Борщ флотский был переперчен, а бараньи котлеты не дожарены. Но время было такое и до позиций чуть ли не рукой подать… Не до разносолов было. Успенский и Подкопаев просто не обращали внимания на толстые жилы, которые каждому приходилось поминутно извлекать из рубленых котлет. Тем более что крымское вино, которое они подливали друг другу в стаканы, сильно красило дело. Когда же с обедом было совсем покончено, Подкопаев потребовал огня, раскурил трубку и принялся рассказывать:

— Погода, надо вам сказать, была препаршивая. Это в ночь на двадцать четвертое. Всей этой инкерманской операцией командовал у нас генерал Данненберг Петр Андреевич. Ну, лил дождь, мокрень, брр! Неприятель, видимо, ничего не подозревает. На рассвете туман бродит по Инкерману… Англичане — ничего, спят под шерстяными одеялами. Как посыпались мы на них! Сначала они — только давай бог ноги! А потом опомнились, и пошла тут такая, скажу я вам, драка… Захватили мы у них батарею, пехота наша дальше дорогу себе штыками прокладывает. Слыхали об английских черных стрелках? Рыжебородые, в черных мундирах и медвежьих шапках. Спихнуть с места такого великана… для этого не штык — лом надобен. Двинул против них Данненберг Охотский полк. Уж что там делалось! Тут и штыки, и приклады, и камни — все пошло в ход. Получи мы во-время подкрепления… Эх, да что говорить! Ведь в Балаклаве у англичан и в Камыше у французов пароходы уже пары разводили, чтобы, значит, дёру дать. А подкреплений нам все нет, кто-то маршрут перепутал, и генерал Соймов у нас уже убит, а офицеров сколько выбыло из строя!.. Путаются где-то по инкерманским ущельям полки генерала Павлова, а в это время англичанам на помощь летят свежие французские части с генералом Боске. Смотрим — тут и зуавы, ловкие, как пантеры, и алжирские стрелки, свирепости необычайной, и артиллерия… Французы-то и выручили англичан. А наши силы убывали, редели ряды наши…
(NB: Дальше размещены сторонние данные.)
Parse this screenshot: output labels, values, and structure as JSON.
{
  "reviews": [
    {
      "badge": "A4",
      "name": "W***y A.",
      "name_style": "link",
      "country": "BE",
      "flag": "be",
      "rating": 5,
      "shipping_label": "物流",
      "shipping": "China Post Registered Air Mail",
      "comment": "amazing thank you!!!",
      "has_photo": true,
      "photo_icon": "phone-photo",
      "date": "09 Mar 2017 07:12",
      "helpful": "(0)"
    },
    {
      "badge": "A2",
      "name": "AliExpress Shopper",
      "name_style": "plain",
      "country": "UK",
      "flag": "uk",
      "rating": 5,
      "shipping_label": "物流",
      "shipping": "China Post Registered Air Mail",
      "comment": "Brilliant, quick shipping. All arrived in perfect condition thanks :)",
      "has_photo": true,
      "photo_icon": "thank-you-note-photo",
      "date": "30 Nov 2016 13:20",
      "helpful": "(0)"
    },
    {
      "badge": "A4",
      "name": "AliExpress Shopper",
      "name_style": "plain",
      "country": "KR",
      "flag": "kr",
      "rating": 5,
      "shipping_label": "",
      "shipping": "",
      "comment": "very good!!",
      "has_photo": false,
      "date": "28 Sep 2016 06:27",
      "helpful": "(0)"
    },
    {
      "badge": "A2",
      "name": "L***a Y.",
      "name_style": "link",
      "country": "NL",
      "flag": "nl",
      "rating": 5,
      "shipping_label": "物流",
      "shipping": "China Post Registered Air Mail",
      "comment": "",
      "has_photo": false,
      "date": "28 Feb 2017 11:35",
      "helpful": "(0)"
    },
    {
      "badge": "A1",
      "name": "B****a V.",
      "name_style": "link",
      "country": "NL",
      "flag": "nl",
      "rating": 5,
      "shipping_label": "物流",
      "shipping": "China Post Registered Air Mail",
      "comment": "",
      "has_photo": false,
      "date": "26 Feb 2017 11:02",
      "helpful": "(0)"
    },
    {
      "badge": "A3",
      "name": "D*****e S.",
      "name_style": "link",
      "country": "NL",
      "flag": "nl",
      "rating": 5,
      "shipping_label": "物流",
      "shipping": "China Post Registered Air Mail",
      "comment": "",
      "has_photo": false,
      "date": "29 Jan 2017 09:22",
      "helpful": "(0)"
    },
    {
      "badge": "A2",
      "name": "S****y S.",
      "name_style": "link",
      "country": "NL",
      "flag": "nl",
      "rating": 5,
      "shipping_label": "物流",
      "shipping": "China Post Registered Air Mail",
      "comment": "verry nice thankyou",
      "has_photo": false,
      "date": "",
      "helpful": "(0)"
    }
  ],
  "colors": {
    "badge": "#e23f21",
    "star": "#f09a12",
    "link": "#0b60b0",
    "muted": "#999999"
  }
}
Успенский слушал этот горестный рассказ, вертя в руке свою трубку, поглядывая в окошко. Но ворота почтового двора были закрыты, ни одной тройки, въезжавшей либо отъезжавшей, не было видно.

— Да, редели наши ряды, — продолжал Подкопаев, — и генерал Павлов не помог: опоздал с полками Бородинским и Тарутинским. А промедление, сами знаете, смерти подобно. Потому и проиграли мы сражение. Героев много, но не одним солдатским героизмом сражения выигрываются. Когда мы уже отступали, вдруг откуда-то появился этот незадачливый Меншиков, светлейший князь. Его бы правильнее темнейшим именовать. Подъехал к Данненбергу: «Вы велели отступать?» — «Да, ваша светлость». — «Но нам невозможно отступать! — крикнул Меншиков. — Здесь надо остановить!» — «Здесь нельзя остановить, — ответил Данненберг: — здесь можно только всех положить». Повернул коня этот темнейший и мрачнее тучи поскакал в Севастополь.